Saturday, September 12, 2015
- David Noon: Elegy Variations, Op. 97
- Debussy: Four Preludes
- Joel Feigin: Four Elegies
- Bach-Busoni: Chaconne from the Violin Partita No. 2
Robert Cassidy, piano
Notes on the Program
by Betty Oberacker
One of the highlights of Santa Barbara Music Club’s concerts is the opportunity for audiences to hear great music from a variety of historical periods, with a diversity of musical forms, performed by excellent artists. This opening concert features internationally renowned pianist Robert Cassidy in a program highlighting beloved masterworks as well as new and exciting compositions.
The concert opens with Elegy Variations, Op. 97, by the prolific American composer David Noon, currently Professor Emeritus at the Manhattan School of Music. The work juxtaposes somber and introspective musings with mercurial emotional outbursts, providing an intense and ultimately peaceful musical tribute to a departed colleague.
Four Préludes by Claude Debussy follow, two from Book I: Ce qu’a vu le vent d’ouest (What the West Wind Has Seen), and La danse de Puck (The Dance of Puck); and two from Book II: Général Lavine – eccentric, and Feux d’artifice (Fireworks). Noteworthy in both books of Préludes is that the titles are not printed as a header above the first page, but as a footer on the last page, almost as an afterthought, possibly suggesting that the title is inspired by the music and not the other way around.

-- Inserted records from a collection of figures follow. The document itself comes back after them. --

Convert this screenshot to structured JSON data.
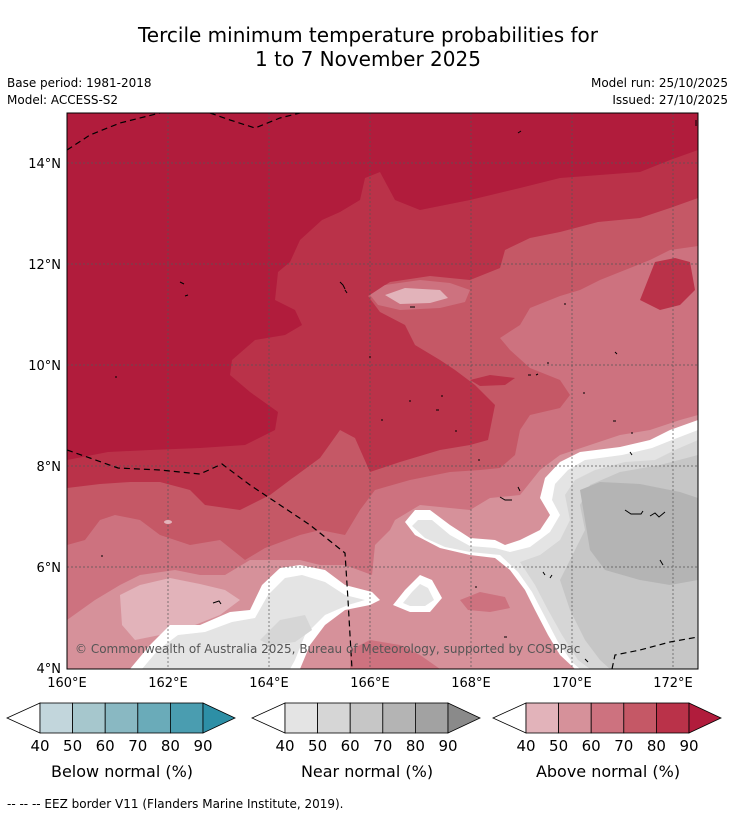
{
  "title": {
    "line1": "Tercile minimum temperature probabilities for",
    "line2": "1 to 7 November 2025"
  },
  "meta": {
    "base_period": "Base period: 1981-2018",
    "model": "Model: ACCESS-S2",
    "model_run": "Model run: 25/10/2025",
    "issued": "Issued: 27/10/2025"
  },
  "map": {
    "lat_labels": [
      "14°N",
      "12°N",
      "10°N",
      "8°N",
      "6°N",
      "4°N"
    ],
    "lon_labels": [
      "160°E",
      "162°E",
      "164°E",
      "166°E",
      "168°E",
      "170°E",
      "172°E"
    ],
    "copyright": "© Commonwealth of Australia 2025, Bureau of Meteorology, supported by COSPPac"
  },
  "colorbars": [
    {
      "label": "Below normal (%)",
      "ticks": [
        "40",
        "50",
        "60",
        "70",
        "80",
        "90"
      ],
      "colors": [
        "#ffffff",
        "#c2d6dc",
        "#a6c7cd",
        "#89b8c2",
        "#6aabb9",
        "#4a9db0",
        "#2d8fa6"
      ]
    },
    {
      "label": "Near normal (%)",
      "ticks": [
        "40",
        "50",
        "60",
        "70",
        "80",
        "90"
      ],
      "colors": [
        "#ffffff",
        "#e4e4e4",
        "#d6d6d6",
        "#c6c6c6",
        "#b4b4b4",
        "#a2a2a2",
        "#8a8a8a"
      ]
    },
    {
      "label": "Above normal (%)",
      "ticks": [
        "40",
        "50",
        "60",
        "70",
        "80",
        "90"
      ],
      "colors": [
        "#ffffff",
        "#e2b3ba",
        "#d6919a",
        "#cd727f",
        "#c55866",
        "#ba3249",
        "#b11c3c"
      ]
    }
  ],
  "footer": "--  --  -- EEZ border V11 (Flanders Marine Institute, 2019).",
  "colors": {
    "above90": "#b11c3c",
    "above80": "#ba3249",
    "above70": "#c55866",
    "above60": "#cd727f",
    "above50": "#d6919a",
    "above40": "#e2b3ba",
    "near40": "#e4e4e4",
    "near50": "#d6d6d6",
    "near60": "#c6c6c6",
    "near70": "#b4b4b4"
  }
}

The next presentation is Four Elegies for Piano: In Memoriam Renée Longy (1897-1979) by Joel Feigin, UCSB Professor of Composition. Dr. Cassidy describes the work thusly: “… written in memory of Renée Longy, Feigin’s ear-training teacher at Juilliard. Expertly using the full range of the piano, Feigin bends your ear with tonality (or lack thereof), register, and a moving blend of chaotic gusts and then profoundly simple lines that tantalize your emotions.”
Concluding the program will be the Chaconne from the Partita II in D minor for Violin, BWV 1004 of Johann Sebastian Bach, arranged by the virtuoso pianist-composer Ferruccio Busoni. Bach was inspired to compose this Chaconne upon returning from a journey and learning of his wife’s passing; overcome with grief, he poured his emotions into this monumental tribute, which he appended to his already completed Second Partita. Busoni, in tribute to Bach’s eloquence, created the tour de force which has challenged and inspired pianists since its inception.